RUPERT READ: Well I think the Greens have to be taken more seriously now. We’ve shown now that there is five party politics in this country. We’ve overtaken the LibDems.We’ve grown our number of MEPs. We’ve got a new one elected in the South West where the LibDems have shrunk massively of course. There’s five party politics now in this country. We can’t be ignored any longer. The LibDems are a party of government, and we are a bigger and more important party in many respects now than they are. So that’s the answer to that part of your important question. In terms of the General Election specifically, one thing that we will take quite a lot of encouragement from is that we had some very strong results in South Cambridgeshire and in Cambridge city itself. We came quite lose to wining a ward in each place and our vote went up. We got really quite a massive vote especially in the city of Cambridge. And so we’ve got some encouragement there in terms of future local elections, and the General Election, that we have real prospects of breaking through in this county, as part of our general progress forward.

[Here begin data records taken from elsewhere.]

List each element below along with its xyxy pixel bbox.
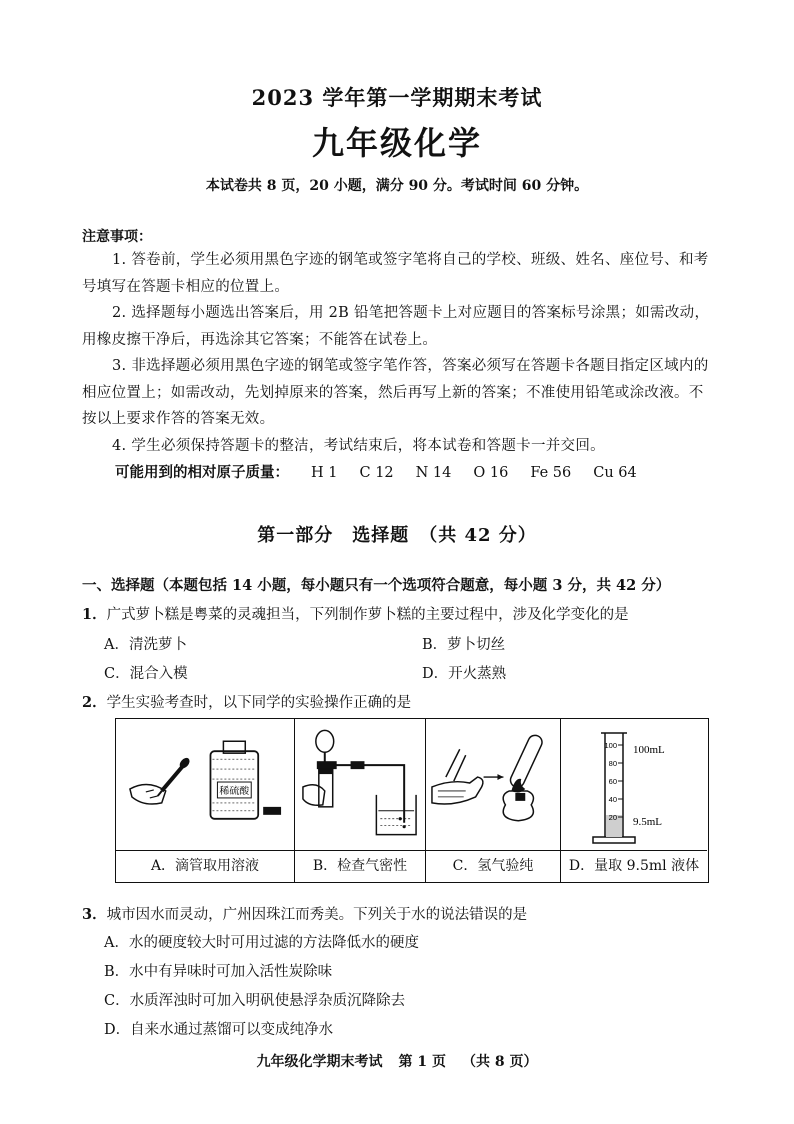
graduated-cylinder-illustration (561, 719, 707, 851)
question-3 (82, 903, 527, 924)
q3-option-a: A．水的硬度较大时可用过滤的方法降低水的硬度 (104, 935, 419, 951)
q1-option-d: D．开火蒸熟 (422, 666, 507, 682)
notes-heading: 注意事项： (82, 229, 152, 245)
question-1 (82, 603, 629, 624)
figure-c-caption: C．氢气验纯 (426, 850, 560, 882)
question-number: 3． (82, 906, 107, 923)
section-heading: 一、选择题（本题包括 14 小题，每小题只有一个选项符合题意，每小题 3 分，共 42 分） (82, 577, 671, 594)
atomic-mass-fe: Fe 56 (530, 465, 572, 481)
experiment-figure-grid (115, 718, 709, 883)
question-stem: 广式萝卜糕是粤菜的灵魂担当，下列制作萝卜糕的主要过程中，涉及化学变化的是 (106, 607, 629, 623)
atomic-mass-c: C 12 (359, 465, 394, 481)
note-item-2: 2. 选择题每小题选出答案后，用 2B 铅笔把答题卡上对应题目的答案标号涂黑；如需改动，用橡皮擦干净后，再选涂其它答案；不能答在试卷上。 (82, 305, 710, 348)
atomic-mass-o: O 16 (473, 465, 509, 481)
figure-d-caption: D．量取 9.5ml 液体 (561, 850, 707, 882)
hydrogen-purity-illustration (426, 719, 560, 851)
note-item-1: 1. 答卷前，学生必须用黑色字迹的钢笔或签字笔将自己的学校、班级、姓名、座位号、和考号填写在答题卡相应的位置上。 (82, 252, 709, 295)
q3-option-d: D．自来水通过蒸馏可以变成纯净水 (104, 1022, 334, 1038)
note-item-3: 3. 非选择题必须用黑色字迹的钢笔或签字笔作答，答案必须写在答题卡各题目指定区域内的相应位置上；如需改动，先划掉原来的答案，然后再写上新的答案；不准使用铅笔或涂改液。不按以上要求作答的答案无效。 (82, 358, 709, 427)
question-number: 2． (82, 694, 107, 711)
figure-c (426, 719, 561, 882)
cylinder-tick-80: 80 (608, 759, 617, 768)
q1-option-b: B．萝卜切丝 (422, 637, 506, 653)
figure-b (295, 719, 426, 882)
q3-option-c: C．水质浑浊时可加入明矾使悬浮杂质沉降除去 (104, 993, 406, 1009)
figure-d (561, 719, 707, 882)
page-footer (0, 1051, 794, 1071)
atomic-mass-n: N 14 (415, 465, 452, 481)
exam-title: 2023 学年第一学期期末考试 (251, 85, 543, 110)
q1-option-c: C．混合入模 (104, 666, 188, 682)
figure-a (116, 719, 295, 882)
cylinder-tick-20: 20 (608, 813, 617, 822)
cylinder-tick-40: 40 (608, 795, 617, 804)
question-stem: 学生实验考查时，以下同学的实验操作正确的是 (106, 695, 412, 711)
note-item-4: 4. 学生必须保持答题卡的整洁，考试结束后，将本试卷和答题卡一并交回。 (112, 438, 605, 454)
cylinder-tick-60: 60 (608, 777, 617, 786)
part-one-heading: 第一部分 选择题 （共 42 分） (257, 525, 537, 546)
q1-option-a: A．清洗萝卜 (104, 637, 187, 653)
atomic-mass-cu: Cu 64 (593, 465, 637, 481)
footer-total-pages: （共 8 页） (462, 1054, 538, 1070)
bottle-label: 稀硫酸 (219, 785, 250, 797)
q3-option-b: B．水中有异味时可加入活性炭除味 (104, 964, 333, 980)
figure-a-caption: A．滴管取用溶液 (116, 850, 294, 882)
exam-info: 本试卷共 8 页，20 小题，满分 90 分。考试时间 60 分钟。 (205, 178, 589, 194)
question-2 (82, 691, 411, 712)
subject-title: 九年级化学 (311, 124, 482, 162)
atomic-mass-h: H 1 (311, 465, 338, 481)
footer-page-number: 第 1 页 (398, 1054, 446, 1070)
dropper-illustration (116, 719, 294, 851)
atomic-mass-label: 可能用到的相对原子质量： (115, 464, 289, 481)
cylinder-capacity-label: 100mL (633, 744, 665, 756)
cylinder-tick-100: 100 (604, 741, 617, 750)
question-number: 1． (82, 606, 107, 623)
atomic-mass-line (115, 461, 637, 482)
airtightness-illustration (295, 719, 425, 851)
question-stem: 城市因水而灵动，广州因珠江而秀美。下列关于水的说法错误的是 (106, 907, 528, 923)
figure-b-caption: B．检查气密性 (295, 850, 425, 882)
cylinder-reading-label: 9.5mL (633, 816, 663, 828)
footer-title: 九年级化学期末考试 (256, 1054, 383, 1070)
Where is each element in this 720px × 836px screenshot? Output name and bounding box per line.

ANDIE HARPER: Is one of the problems you face that a huge number of people accept that we can’t go on treating the planet like this? We can’t carry on using up its resources and we know things aren’t right, but on an individual level not enough of us are prepared to do anything about it. I can see the dangers to the planet if you like with fossil fuel etcetera, but I live twenty five miles away from work, so I have to get in my car every day with no option. Isn’t that the biggest problem you face, making people realise that they have to do something, not just acknowledge it?
RUPERT READ: Yes, that’s a significant problem Andie, but I’d rephrase it slightly. The issue really is what we’re going to do collectively about it, and what the Government and local authorities and so on ought to be doing about it. What we believe in the Greens is that the Government needs to act to make it easier for people to make the right choice environmentally speaking. And really that’s what so many of our policies are about, in terms of our policies for example calling for a green transport revolution and a green energy revolution. It’s about making it easier for people to live more lightly on the earth, about making it easier for people to act as if we only have one planet, which of course we do. The message of people like UKIP and the hard right of the Conservative Party again is much easier in this regard. They just pretend that there’s no problem. But this is not going to be sustainable much longer, and that’s why I’m very hopeful on the backs of these election results, though they haven’t gone obviously as well as they might have done in terms of me not being elected. I’m hopeful because I think it’s clear that the Green Party now are one of the main parties in this country, and because it’s clear that the Green Party are the party of the future, if there is to be a future in which we can flourish. So I think that over time the do-nothing message of UKIP and the Conservatives is going to become less and less credible, and more and more people are going to be looking for the kind of strong leadership that we offer in the Greens.
ANDIE HARPER: It’s been really good to talk to you Rupert. Thank you very much for joining us.
RUPERT READ: Thanks Andie.
ANDIE HARPER: All the best. That’s Rupert Read, who was the lead candidate for the Greens in this area.